Potsdam, 6 novembre 1754.

La dépêche que vous m'avez faite du 22 du mois dernier, m'a été bien rendue, par laquelle j'ai vu avec une surprise extrême ce que le baron de Hcepken a eu l'attention de vous communiquer du rapport que le baron de Posse lui a fait relativement aux extravagances du sieur de Leutrum et à sa prétendue commission de ma part à l'impératrice de Russie et à quelques-uns de ses ministres.

Vous ne manquerez point de remercier M. de Hœpken par un compliment bien obligeant de ma part de l'ouverture qu'il a bien voulu donner de cette singularité, mais vous l'assurerez en même temps hardiment que tout ce que ledit sieur de Leutrum avait débité à ce sujet, était absolument controuvé et sans fondement, et que je n'avais jamais songé à charger cet homme d'aucune commission pour la Russie.
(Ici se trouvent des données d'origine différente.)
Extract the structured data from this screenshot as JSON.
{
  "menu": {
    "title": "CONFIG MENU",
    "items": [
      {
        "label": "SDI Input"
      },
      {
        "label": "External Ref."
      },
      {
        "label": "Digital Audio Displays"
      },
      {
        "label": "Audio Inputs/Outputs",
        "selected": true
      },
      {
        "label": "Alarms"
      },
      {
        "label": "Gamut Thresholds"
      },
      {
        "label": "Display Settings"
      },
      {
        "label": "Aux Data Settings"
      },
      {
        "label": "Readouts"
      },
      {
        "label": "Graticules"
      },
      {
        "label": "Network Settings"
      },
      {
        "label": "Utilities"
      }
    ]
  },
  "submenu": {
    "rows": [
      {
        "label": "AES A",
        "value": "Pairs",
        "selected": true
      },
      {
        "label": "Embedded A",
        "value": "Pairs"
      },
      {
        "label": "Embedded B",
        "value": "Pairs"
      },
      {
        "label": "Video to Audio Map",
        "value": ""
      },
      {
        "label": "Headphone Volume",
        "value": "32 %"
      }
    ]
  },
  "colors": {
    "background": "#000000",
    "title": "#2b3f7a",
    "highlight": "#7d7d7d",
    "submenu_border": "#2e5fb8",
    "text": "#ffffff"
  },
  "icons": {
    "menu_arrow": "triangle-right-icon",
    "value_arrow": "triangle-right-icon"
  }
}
Pour éclaircir aussi le baron de Hcepken d'autant mieux sur le vrai fait en tout ceci, vous lui direz que le baron de Leutrum avait été autrefois en mon service, où il avait fait les fonctions d'adjudant auprès du feldmaréchal de Buddenbrock, mais qu'on l'avait congédié, n'ayant point trouvé en lui de qualités propres pour le militaire. Qu'étant du depuis passé au service de Russie, je n'avais plus entendu parler de lui, sinon à l'occasion de l'affaire malheureuse qui lui était arrivée à Moscou, dont le baron de Hœpken vous a déjà fait le récit et dont la tête lui fut dérangée. Qu'ayant eu après un congé de sa souveraine pour faire un voyage en Allemagne, apparemment pour s'en remettre, il avait passé par mes États, où, en passant, il avait demandé la permission de se faire présenter à moi.1 Je n'avais point voulu le refuser, vu qu'il avait été autrefois en mon service; et qu'à cette occasion, je ne l'avais vu à Sanssouci que pour quelques moments, où les propos n'avaient roulé que sur des compliments et des choses vagues et indifférentes, d'où après il avait continué son chemin dans l'Empire. Et, comme du depuis il avait passé encore à son retour par Berlin et que, sans le voir plus, il avait fait demander vaguement mes ordres, je lui ai fait dire que je n'en avais aucuns à lui donner et qu'il n'aurait qu'à continuer son chemin. Voilà, au vrai, ce qui s'est passé à son égard, et comment pourrait-on croire que, connaissant le caractère de cet homme et le malheur qu'il avait eu en Russie, je me serais jamais avisé de lui confier des choses de conséquence et de le charger de commissions de cette importance que celles qu'il a faussement débitées. C'est pourquoi aussi vous prierez le baron de Hcepken de vouloir bien requérir de ma part le baron de Posse afin qu'il avertisse le sieur Leutrum que, comme je ne lui avais jamais donné aucune commission qui regardait mes affaires, il conviendrait qu'il s'abstînt absolument d'en débiter et de ne se pas mêler de choses qui ne le regardaient en aucune façon.



1 Vergl. S. 246.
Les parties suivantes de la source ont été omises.